И надо же, именно в этот момент он получил письмо от своей жены Аминаты, о которой и думать забыл. В письме она сообщала, что у них родился сын, которого она назвала Фадель – прекрасный, как звезда. Есть ли у Ивана компьютер, чтобы она могла послать ему по электронной почте фотографии этого чуда природы их совместного производства? Она перевернула небо и землю, чтобы раздобыть его адрес, и теперь хочет приехать, чтобы воссоединиться с ним, – как только скопит достаточно денег на дорогу. Это еще сильнее усугубило и без того паническое состояние Ивана. Что он может предложить жене с ребенком, он, у которого ни гроша за душой? Где их поселить?
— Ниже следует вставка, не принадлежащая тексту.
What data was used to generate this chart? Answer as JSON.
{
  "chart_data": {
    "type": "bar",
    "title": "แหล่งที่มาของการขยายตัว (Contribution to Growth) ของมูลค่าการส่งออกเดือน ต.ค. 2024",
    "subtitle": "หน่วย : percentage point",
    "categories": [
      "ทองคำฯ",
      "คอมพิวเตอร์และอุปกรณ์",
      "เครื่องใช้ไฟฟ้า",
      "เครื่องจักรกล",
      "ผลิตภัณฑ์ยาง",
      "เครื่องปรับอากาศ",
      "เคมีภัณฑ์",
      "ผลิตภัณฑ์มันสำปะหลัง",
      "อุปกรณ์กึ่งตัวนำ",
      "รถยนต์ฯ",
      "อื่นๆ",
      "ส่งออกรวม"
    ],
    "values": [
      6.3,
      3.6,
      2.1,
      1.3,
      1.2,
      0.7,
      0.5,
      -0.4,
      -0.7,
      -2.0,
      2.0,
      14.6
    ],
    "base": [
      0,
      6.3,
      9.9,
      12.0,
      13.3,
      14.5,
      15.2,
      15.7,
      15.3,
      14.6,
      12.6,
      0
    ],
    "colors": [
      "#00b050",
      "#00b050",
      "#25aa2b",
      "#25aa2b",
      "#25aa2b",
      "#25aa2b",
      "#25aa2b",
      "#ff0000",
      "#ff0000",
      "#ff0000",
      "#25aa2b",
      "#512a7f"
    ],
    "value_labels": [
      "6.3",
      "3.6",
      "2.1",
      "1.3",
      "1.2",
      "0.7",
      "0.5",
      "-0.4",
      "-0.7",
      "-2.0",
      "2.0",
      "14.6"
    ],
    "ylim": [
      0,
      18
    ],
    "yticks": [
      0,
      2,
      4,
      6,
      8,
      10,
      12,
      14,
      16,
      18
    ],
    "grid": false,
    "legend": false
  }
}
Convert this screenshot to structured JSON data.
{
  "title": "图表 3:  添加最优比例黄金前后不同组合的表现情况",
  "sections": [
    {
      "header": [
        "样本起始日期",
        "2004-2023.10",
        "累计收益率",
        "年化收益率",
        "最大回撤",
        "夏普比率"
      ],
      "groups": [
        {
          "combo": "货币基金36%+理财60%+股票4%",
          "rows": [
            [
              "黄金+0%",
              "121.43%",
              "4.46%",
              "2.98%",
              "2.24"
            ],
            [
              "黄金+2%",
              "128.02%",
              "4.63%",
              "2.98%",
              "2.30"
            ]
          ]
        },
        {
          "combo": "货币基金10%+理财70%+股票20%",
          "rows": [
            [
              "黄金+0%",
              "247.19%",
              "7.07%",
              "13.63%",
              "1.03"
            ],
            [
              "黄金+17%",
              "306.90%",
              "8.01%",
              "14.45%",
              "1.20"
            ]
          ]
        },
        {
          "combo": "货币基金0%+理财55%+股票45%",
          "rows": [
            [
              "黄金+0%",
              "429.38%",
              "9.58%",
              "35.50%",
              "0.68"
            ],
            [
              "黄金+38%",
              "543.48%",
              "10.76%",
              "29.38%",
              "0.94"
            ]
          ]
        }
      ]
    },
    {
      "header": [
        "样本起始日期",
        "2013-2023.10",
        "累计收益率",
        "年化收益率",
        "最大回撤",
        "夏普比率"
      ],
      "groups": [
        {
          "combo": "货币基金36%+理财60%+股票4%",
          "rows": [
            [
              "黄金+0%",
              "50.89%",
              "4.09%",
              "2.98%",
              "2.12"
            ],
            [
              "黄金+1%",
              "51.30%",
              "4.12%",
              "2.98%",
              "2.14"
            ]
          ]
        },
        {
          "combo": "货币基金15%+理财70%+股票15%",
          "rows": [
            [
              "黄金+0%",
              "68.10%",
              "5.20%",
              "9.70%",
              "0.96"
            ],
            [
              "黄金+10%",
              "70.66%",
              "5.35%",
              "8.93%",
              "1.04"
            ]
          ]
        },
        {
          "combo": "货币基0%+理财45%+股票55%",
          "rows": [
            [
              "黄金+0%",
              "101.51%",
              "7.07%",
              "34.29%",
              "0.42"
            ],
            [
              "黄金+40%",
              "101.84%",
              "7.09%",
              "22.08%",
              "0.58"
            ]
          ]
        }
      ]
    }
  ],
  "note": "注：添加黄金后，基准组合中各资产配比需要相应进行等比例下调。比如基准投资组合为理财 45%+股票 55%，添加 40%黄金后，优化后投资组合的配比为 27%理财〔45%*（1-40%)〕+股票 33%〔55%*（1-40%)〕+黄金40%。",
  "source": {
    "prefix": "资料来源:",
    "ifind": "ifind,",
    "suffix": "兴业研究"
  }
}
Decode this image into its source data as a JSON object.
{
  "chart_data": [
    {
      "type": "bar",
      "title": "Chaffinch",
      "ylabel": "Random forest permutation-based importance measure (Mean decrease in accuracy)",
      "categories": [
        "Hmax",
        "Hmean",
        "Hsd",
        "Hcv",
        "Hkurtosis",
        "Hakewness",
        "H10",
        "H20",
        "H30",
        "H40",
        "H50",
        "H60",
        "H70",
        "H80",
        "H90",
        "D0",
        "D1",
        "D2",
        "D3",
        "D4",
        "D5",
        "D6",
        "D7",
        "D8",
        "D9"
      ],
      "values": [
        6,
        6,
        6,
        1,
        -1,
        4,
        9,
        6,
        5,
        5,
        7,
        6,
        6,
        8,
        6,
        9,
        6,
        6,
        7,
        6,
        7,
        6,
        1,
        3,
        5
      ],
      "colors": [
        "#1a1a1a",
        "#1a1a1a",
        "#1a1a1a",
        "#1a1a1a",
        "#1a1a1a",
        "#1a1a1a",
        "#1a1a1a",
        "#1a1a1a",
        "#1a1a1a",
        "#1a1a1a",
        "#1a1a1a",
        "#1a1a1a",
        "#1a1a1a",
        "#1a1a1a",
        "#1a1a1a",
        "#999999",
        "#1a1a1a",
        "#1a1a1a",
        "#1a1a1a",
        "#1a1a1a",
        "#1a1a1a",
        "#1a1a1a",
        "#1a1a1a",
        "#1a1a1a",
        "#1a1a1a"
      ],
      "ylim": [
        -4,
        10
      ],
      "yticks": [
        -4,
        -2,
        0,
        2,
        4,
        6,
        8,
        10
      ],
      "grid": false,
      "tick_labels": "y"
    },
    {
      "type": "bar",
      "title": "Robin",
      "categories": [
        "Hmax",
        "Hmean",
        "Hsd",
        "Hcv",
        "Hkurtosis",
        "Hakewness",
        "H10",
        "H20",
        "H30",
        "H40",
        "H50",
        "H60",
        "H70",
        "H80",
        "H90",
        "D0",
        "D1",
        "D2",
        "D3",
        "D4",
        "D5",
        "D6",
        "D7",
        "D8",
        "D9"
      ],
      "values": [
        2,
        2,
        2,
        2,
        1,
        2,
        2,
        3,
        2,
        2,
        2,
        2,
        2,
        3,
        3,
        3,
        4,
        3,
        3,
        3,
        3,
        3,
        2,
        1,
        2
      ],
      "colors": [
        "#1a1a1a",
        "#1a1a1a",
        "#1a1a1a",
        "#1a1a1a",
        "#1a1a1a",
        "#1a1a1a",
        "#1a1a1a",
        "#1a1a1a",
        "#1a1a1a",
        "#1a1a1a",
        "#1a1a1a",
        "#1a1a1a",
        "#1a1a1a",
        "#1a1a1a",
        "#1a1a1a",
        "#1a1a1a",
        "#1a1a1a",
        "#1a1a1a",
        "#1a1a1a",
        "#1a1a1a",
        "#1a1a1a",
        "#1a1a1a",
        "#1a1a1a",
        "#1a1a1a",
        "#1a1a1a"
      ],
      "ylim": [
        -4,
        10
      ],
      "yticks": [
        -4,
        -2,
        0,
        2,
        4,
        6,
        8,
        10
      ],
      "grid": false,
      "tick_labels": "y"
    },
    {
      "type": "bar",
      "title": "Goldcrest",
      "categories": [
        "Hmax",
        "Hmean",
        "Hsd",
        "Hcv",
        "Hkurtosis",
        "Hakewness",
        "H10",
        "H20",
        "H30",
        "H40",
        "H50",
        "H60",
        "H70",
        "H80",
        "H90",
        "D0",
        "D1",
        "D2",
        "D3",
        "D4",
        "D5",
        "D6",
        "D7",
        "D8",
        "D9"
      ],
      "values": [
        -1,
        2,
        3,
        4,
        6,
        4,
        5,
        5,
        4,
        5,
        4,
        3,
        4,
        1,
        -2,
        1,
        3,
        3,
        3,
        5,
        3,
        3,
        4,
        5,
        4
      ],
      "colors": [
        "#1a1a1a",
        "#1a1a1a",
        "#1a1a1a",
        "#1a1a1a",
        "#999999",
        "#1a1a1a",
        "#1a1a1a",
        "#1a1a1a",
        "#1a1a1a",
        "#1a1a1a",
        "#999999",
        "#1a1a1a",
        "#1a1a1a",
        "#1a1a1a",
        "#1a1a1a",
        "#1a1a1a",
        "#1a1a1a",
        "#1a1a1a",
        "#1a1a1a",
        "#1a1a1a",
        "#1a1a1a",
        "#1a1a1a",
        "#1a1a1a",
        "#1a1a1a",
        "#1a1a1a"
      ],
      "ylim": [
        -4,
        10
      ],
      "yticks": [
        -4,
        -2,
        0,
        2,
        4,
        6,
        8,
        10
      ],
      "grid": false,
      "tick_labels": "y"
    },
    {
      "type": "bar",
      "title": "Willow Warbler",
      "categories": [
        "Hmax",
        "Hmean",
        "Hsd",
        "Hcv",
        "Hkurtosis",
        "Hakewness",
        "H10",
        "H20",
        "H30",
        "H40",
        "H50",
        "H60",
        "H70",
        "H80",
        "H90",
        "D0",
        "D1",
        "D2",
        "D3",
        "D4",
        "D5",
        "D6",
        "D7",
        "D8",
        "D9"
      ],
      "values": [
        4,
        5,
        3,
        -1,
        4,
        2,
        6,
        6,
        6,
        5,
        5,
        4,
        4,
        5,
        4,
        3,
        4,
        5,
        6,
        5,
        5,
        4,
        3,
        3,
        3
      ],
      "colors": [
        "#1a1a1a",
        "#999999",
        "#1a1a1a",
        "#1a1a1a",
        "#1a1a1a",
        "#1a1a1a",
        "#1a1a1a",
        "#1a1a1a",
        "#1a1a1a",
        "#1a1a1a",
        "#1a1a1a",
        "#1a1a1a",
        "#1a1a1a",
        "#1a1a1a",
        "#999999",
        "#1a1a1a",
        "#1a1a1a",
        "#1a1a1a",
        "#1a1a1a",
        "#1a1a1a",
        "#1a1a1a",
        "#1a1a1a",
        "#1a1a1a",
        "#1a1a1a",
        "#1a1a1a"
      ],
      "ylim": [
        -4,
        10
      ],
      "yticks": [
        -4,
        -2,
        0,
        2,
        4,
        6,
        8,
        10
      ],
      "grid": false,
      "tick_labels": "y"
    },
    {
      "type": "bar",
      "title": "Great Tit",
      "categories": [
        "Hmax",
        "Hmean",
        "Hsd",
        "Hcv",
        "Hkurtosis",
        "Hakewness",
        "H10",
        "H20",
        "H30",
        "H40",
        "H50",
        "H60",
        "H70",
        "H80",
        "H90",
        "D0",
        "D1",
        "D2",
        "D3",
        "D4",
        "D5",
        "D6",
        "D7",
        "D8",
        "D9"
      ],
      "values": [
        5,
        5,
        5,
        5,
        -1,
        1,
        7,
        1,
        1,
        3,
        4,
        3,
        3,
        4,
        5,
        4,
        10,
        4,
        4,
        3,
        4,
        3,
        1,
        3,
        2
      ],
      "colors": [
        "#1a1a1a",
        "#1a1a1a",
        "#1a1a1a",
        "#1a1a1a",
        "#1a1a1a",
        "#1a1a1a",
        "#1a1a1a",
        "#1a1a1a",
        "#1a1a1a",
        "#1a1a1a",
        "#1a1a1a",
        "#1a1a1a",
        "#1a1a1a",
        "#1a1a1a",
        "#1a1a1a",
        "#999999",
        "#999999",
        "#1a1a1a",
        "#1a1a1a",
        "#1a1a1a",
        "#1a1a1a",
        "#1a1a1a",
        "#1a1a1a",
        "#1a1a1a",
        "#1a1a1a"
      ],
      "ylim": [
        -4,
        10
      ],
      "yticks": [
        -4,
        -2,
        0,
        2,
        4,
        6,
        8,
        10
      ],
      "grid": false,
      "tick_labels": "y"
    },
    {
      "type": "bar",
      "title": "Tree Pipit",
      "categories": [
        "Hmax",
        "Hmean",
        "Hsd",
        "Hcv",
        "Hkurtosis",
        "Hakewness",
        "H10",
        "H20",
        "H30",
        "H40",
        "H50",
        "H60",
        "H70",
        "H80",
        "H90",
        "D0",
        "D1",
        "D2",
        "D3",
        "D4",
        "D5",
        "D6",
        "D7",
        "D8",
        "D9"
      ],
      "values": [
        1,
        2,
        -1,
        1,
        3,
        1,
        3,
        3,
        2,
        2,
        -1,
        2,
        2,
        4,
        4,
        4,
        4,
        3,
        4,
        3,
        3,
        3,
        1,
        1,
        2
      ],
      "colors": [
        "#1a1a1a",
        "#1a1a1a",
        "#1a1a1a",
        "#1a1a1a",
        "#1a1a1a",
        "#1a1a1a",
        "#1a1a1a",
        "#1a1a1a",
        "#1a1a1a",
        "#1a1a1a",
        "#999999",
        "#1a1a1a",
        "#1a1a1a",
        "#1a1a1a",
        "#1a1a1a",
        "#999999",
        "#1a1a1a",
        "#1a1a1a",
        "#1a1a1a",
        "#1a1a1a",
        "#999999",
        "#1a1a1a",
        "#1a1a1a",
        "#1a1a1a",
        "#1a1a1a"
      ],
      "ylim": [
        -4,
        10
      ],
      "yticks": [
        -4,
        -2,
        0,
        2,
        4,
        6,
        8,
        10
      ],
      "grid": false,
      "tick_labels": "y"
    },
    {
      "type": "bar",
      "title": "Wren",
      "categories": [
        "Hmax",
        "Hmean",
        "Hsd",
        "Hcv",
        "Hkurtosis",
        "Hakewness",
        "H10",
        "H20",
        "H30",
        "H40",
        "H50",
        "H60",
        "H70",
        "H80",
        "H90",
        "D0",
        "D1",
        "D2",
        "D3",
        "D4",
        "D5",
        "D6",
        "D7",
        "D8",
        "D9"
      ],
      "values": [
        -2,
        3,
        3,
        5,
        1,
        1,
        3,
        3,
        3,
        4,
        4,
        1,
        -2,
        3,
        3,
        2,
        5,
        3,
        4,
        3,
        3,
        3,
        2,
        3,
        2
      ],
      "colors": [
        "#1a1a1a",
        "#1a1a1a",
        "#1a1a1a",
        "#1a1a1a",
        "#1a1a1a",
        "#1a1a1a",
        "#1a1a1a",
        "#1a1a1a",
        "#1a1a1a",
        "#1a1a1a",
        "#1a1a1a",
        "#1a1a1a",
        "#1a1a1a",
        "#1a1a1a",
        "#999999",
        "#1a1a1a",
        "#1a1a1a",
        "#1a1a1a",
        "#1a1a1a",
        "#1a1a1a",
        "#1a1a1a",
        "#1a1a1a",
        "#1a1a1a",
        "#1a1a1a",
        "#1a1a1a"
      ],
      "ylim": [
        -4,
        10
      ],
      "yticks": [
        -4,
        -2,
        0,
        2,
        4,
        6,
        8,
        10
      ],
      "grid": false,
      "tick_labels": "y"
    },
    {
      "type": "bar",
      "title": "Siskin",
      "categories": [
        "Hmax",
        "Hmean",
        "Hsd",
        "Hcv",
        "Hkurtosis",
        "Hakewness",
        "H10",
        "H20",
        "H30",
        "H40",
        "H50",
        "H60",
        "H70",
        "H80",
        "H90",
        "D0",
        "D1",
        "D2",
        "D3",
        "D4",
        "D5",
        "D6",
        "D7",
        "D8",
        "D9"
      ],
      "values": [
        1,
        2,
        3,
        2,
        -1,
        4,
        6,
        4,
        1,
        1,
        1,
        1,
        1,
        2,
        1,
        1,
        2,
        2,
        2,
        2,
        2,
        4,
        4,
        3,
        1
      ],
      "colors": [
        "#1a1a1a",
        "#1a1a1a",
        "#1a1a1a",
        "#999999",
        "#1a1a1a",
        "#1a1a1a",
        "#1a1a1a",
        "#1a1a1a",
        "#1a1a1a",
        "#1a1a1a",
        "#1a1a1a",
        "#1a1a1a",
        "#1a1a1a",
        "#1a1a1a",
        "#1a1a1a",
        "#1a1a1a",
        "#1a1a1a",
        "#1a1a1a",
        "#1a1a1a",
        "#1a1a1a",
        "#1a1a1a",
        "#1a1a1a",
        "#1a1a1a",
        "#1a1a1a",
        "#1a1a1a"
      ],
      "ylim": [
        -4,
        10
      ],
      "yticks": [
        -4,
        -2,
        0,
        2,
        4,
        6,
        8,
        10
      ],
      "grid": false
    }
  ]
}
На что кормить? Нечестно добытые деньги имеют особенность исчезать в один миг. Иван совсем ничего не скопил из тех солидных сумм, что проходили через его руки, и теперь был вынужден жить за счет сестры, которая благодаря выдающимся успехам в учебе получала «гваделупскую стипендию». Вскоре Мона нашла ему работу. Но какую унизительную! Мойщик посуды в столовой при коллеже, где работала она сама. Хотя Ивану и было противно, он решил, что если ситуация не изменится, то согласится на это предложение.
С декабрем пришла зима, принесшая невиданные холода. Каждое утро чахлые газоны кондоминиума Андре Мальро покрывал плотный белоснежный ковер, а между корпусами неистовствовал ледяной ветер. Больше ребятня не гоняла в футбол на парковке. Закутанные по самые глаза, дети носились по коридорам, в которых жители постарались замуровать все выходы, чтобы защититься от холодных сквозняков. Только Мона с Иваной покидали квартиру в эти дни. В целях борьбы с депрессией Уго бутылку за бутылкой поглощал ром «Депá» и, пьяненький, становился болтлив, хотя обычно держал язык за зубами. Он рассказывал Ивану, который тоже не высовывал носу из дома, что это напоминает ему жуткую зиму 1954 года. Тогда он был молод и работал на автозаводе. Насмерть замерзшие птицы падали под ноги прохожим. Как раз в ту эпоху возникла Ассоциация бедняков «Эммаус»[60]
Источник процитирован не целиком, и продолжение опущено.